Here’s what it does:

  • Looks at all the open followups in NationBuilder, and for each one:
  • Get the email text that need replying to
  • Work out who the email is to, and reassign it to the right person (for campaigns that aren’t using the right addresses).
  • Look for certain consistent text in the email to identify the campaign, and apply a tag.
  • Find the address, and run it through Open AddressesSorting Office app (which I helped write at work) to turn it into structured data. Note we don’t submit the address into Open Addresses, as even though the existence of an address isn’t personal information, it feels like it is, and I don’t want to annoy anyone.
  • Set the address for the sender back into NationBuilder. This also does auto-assignment to wards, constituencies, etc.

This runs every hour using the Heroku scheduler.

There are a couple of gotchas. The NationBuilder API is great, but one thing it can’t do is get followups and email content. That made it a fair bit harder, and I have to actually drive the website (using Capybara and PhantomJS) and pretend to be a real human user in order to read the emails. It works OK, but it’s brittle and very slow.

Also, reliably extracting the address is hard and varies across campaigns. I’m hoping to improve Sorting Office itself to do this job, so I can just drop the entire email into it and get back the address only.

Back to humanity

So now, instead of a ton of emails, I have a load of tagged contacts in NationBuilder. It’s then easy to build a list of people who want to hear back on a particular subject.

At this point, I make sure I read the email properly, look at the links, and write a blog post in response.

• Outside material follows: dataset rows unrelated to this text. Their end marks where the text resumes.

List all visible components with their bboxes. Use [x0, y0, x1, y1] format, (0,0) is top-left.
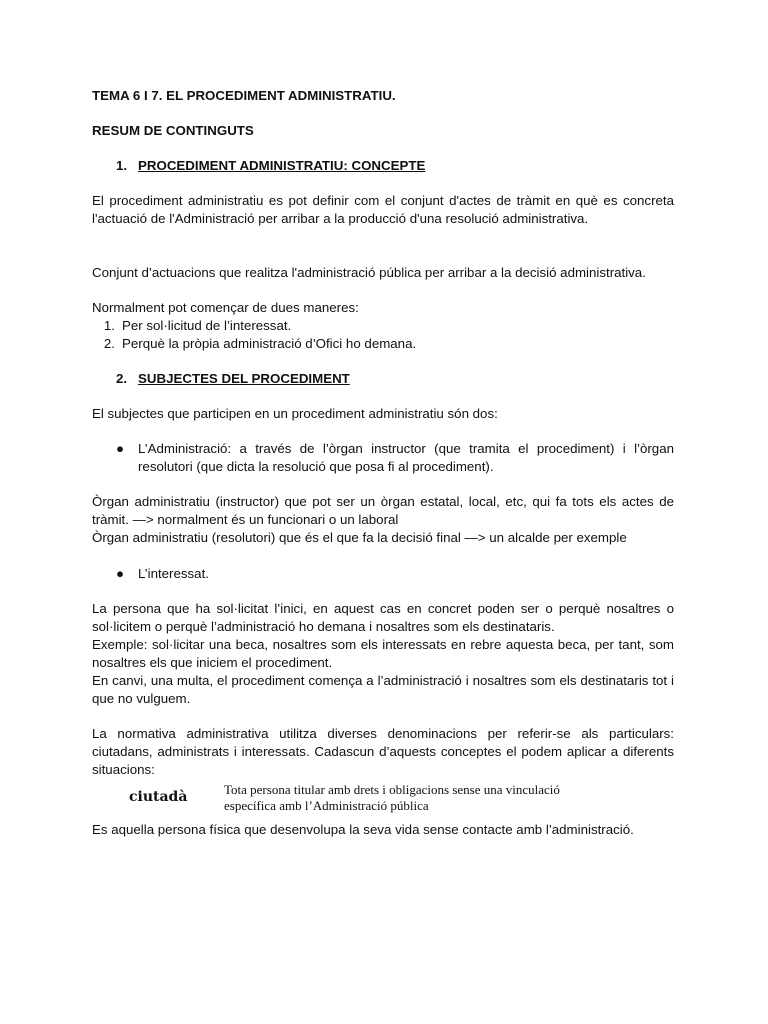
section-heading-1 — [116, 157, 425, 175]
list-number: 2. — [103, 336, 115, 351]
bullet-item — [116, 565, 674, 583]
list-item-text: Per sol·licitud de l’interessat. — [122, 318, 292, 333]
bullet-text: L’Administració: a través de l’òrgan instructor (que tramita el procediment) i l’òrgan resolutori (que dicta la resolució que posa fi al procediment). — [138, 441, 674, 474]
paragraph: La persona que ha sol·licitat l’inici, en aquest cas en concret poden ser o perquè nosaltres o sol·licitem o perquè l’administració ho demana i nosaltres som els destinataris. — [92, 601, 674, 634]
section-title: PROCEDIMENT ADMINISTRATIU: CONCEPTE — [138, 158, 426, 173]
section-title: SUBJECTES DEL PROCEDIMENT — [138, 371, 350, 386]
document-title: TEMA 6 I 7. EL PROCEDIMENT ADMINISTRATIU. — [92, 88, 396, 103]
paragraph: Òrgan administratiu (instructor) que pot ser un òrgan estatal, local, etc, qui fa tots els actes de tràmit. —> normalment és un funcionari o un laboral — [92, 494, 674, 527]
paragraph: Conjunt d’actuacions que realitza l'administració pública per arribar a la decisió administrativa. — [92, 265, 646, 280]
paragraph: En canvi, una multa, el procediment comença a l’administració i nosaltres som els destinataris tot i que no vulguem. — [92, 673, 674, 706]
section-number: 2. — [116, 371, 128, 386]
paragraph: Òrgan administratiu (resolutori) que és el que fa la decisió final —> un alcalde per exemple — [92, 530, 627, 545]
definition-line: Tota persona titular amb drets i obligacions sense una vinculació — [224, 782, 560, 797]
section-number: 1. — [116, 158, 128, 173]
paragraph: El subjectes que participen en un procediment administratiu són dos: — [92, 406, 498, 421]
bullet-text: L’interessat. — [138, 566, 209, 581]
numbered-list — [92, 317, 674, 353]
definition-box — [92, 782, 674, 816]
paragraph: Exemple: sol·licitar una beca, nosaltres som els interessats en rebre aquesta beca, per tant, som nosaltres els que iniciem el procediment. — [92, 637, 674, 670]
bullet-item — [116, 440, 674, 476]
list-item — [92, 335, 674, 353]
definition-term: ciutadà — [129, 789, 188, 805]
section-heading-2 — [116, 370, 350, 388]
paragraph: Normalment pot començar de dues maneres: — [92, 300, 359, 315]
bullet-icon: ● — [116, 441, 125, 456]
definition-text — [224, 782, 624, 814]
paragraph: El procediment administratiu es pot definir com el conjunt d'actes de tràmit en què es concreta l'actuació de l'Administració per arribar a la producció d'una resolució administrativa. — [92, 193, 674, 226]
list-number: 1. — [103, 318, 115, 333]
paragraph: Es aquella persona física que desenvolupa la seva vida sense contacte amb l’administració. — [92, 822, 634, 837]
list-item — [92, 317, 674, 335]
paragraph: La normativa administrativa utilitza diverses denominacions per referir-se als particulars: ciutadans, administrats i interessats. Cadascun d’aquests conceptes el podem aplicar a diferents situacions: — [92, 726, 674, 777]
document-subtitle: RESUM DE CONTINGUTS — [92, 123, 254, 138]
list-item-text: Perquè la pròpia administració d’Ofici ho demana. — [122, 336, 417, 351]
bullet-icon: ● — [116, 566, 125, 581]
definition-line: específica amb l’Administració pública — [224, 798, 429, 813]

I can then, every few hours, send a bulk email back to the senders with a quick answer, a link to detailed the blog post, details of our party and campaign, and links to things like upcoming events. The open and clickthrough rate is surprisingly good.

So, all in all, once this is up and running, handling a high-impact day of emails takes only a few clicks, and each sender gets a well-thought-out response and ways to engage further.

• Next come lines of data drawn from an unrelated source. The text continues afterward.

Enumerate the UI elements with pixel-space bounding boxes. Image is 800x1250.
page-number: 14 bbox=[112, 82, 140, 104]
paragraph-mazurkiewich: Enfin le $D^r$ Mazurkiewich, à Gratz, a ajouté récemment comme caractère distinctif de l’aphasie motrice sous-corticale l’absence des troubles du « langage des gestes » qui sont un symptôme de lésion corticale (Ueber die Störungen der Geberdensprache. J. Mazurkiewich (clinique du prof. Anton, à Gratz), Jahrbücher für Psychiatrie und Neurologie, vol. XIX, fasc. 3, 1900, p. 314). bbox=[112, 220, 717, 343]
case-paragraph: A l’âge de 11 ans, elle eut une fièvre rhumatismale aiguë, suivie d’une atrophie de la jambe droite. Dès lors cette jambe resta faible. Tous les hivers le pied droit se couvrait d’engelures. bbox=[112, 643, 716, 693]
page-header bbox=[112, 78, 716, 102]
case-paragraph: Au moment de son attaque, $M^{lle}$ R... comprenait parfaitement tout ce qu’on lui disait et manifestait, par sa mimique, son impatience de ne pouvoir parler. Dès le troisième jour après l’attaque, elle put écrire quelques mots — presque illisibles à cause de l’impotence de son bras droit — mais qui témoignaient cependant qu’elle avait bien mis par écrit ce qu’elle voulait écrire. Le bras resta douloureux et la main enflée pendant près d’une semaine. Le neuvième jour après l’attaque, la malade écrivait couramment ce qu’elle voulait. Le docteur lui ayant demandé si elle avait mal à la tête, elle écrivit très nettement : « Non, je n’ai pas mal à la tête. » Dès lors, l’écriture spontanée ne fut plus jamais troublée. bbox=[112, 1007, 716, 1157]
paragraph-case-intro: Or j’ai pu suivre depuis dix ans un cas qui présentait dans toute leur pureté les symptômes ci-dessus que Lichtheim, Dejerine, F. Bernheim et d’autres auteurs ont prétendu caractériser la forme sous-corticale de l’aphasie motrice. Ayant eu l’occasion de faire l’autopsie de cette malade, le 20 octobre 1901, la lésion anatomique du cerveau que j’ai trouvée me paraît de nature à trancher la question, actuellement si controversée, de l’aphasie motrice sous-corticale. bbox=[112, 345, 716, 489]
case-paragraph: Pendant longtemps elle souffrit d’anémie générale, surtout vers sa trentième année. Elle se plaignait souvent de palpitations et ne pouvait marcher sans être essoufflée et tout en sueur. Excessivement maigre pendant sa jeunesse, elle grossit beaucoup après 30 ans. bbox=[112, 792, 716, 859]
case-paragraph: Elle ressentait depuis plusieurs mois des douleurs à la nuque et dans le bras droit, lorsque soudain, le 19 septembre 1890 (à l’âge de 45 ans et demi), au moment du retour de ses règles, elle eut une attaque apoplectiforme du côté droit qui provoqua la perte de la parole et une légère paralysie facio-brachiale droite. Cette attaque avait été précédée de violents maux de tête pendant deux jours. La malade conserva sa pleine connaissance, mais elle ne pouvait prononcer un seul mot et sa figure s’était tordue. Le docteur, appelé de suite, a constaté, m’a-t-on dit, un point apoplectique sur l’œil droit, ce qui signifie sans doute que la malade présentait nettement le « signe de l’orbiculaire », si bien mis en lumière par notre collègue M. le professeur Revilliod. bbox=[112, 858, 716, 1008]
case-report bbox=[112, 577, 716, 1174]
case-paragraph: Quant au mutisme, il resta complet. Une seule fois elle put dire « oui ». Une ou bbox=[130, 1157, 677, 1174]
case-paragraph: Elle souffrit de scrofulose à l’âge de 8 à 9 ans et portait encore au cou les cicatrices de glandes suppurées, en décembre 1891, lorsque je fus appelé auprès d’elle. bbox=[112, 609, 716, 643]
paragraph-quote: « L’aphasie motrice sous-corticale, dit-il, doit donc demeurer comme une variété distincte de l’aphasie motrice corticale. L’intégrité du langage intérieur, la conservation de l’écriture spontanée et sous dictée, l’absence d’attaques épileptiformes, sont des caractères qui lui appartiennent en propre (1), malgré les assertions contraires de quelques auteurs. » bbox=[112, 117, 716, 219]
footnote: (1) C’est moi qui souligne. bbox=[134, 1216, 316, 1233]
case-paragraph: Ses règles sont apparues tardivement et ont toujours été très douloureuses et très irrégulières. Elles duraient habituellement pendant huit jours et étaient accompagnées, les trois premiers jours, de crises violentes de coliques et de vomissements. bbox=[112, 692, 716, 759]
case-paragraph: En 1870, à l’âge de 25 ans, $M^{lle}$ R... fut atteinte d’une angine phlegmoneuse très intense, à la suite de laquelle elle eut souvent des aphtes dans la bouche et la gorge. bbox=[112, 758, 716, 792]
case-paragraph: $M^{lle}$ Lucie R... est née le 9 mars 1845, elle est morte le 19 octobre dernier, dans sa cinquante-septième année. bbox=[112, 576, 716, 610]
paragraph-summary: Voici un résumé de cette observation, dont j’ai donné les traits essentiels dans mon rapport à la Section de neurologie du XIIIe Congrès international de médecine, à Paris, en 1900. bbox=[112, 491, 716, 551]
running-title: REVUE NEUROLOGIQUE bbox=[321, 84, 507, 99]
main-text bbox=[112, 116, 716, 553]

I have to admit, as well, that I get a certain amount of pleasure from imagining the inbox of my opponents on days like these.

Wishlist

If you’re running these bulk email campaigns, here are a few requests:

  • Update your data regularly. YourNextMP is doing a sterling job of maintaining candidate lists, and contact details. Make sure you’re up to date, and make sure your email gets to the right place.
  • Make sure the address is easily-parsed; well-separated from other text in a predictable way, and not shoved together with phone numbers, names etc. You could integrate Sorting Office into your own applications to help with this, if you want to be proper amazing.
  • Add some sort of unique campaign identifier that people can’t change - it’ll help me tag things. Also, maybe a suggested hashtag?
  • Make sure you include the originating campaign link. I get that you want it to look like it’s only written by the constituent, but honestly, on that you’re not fooling anybody. Often I actually want to share it on as well!
  • If you really want to help people like me, then make all the important metadata machine-readable. I’m talking about a JSON attachment or something, containing a structured address, name, other contact details and the unique campaign ID.

If you’re NationBuilder, please let me fetch emails via the API. You don’t really want me scraping your site, after all, the overhead is huge!

And last of all, if you’re a candidate, then you’d better accept it’s time to tool up. Your voters have new opportunities to engage, and you’d better be ready to handle them. The future’s not slowing down just because you’re not ready.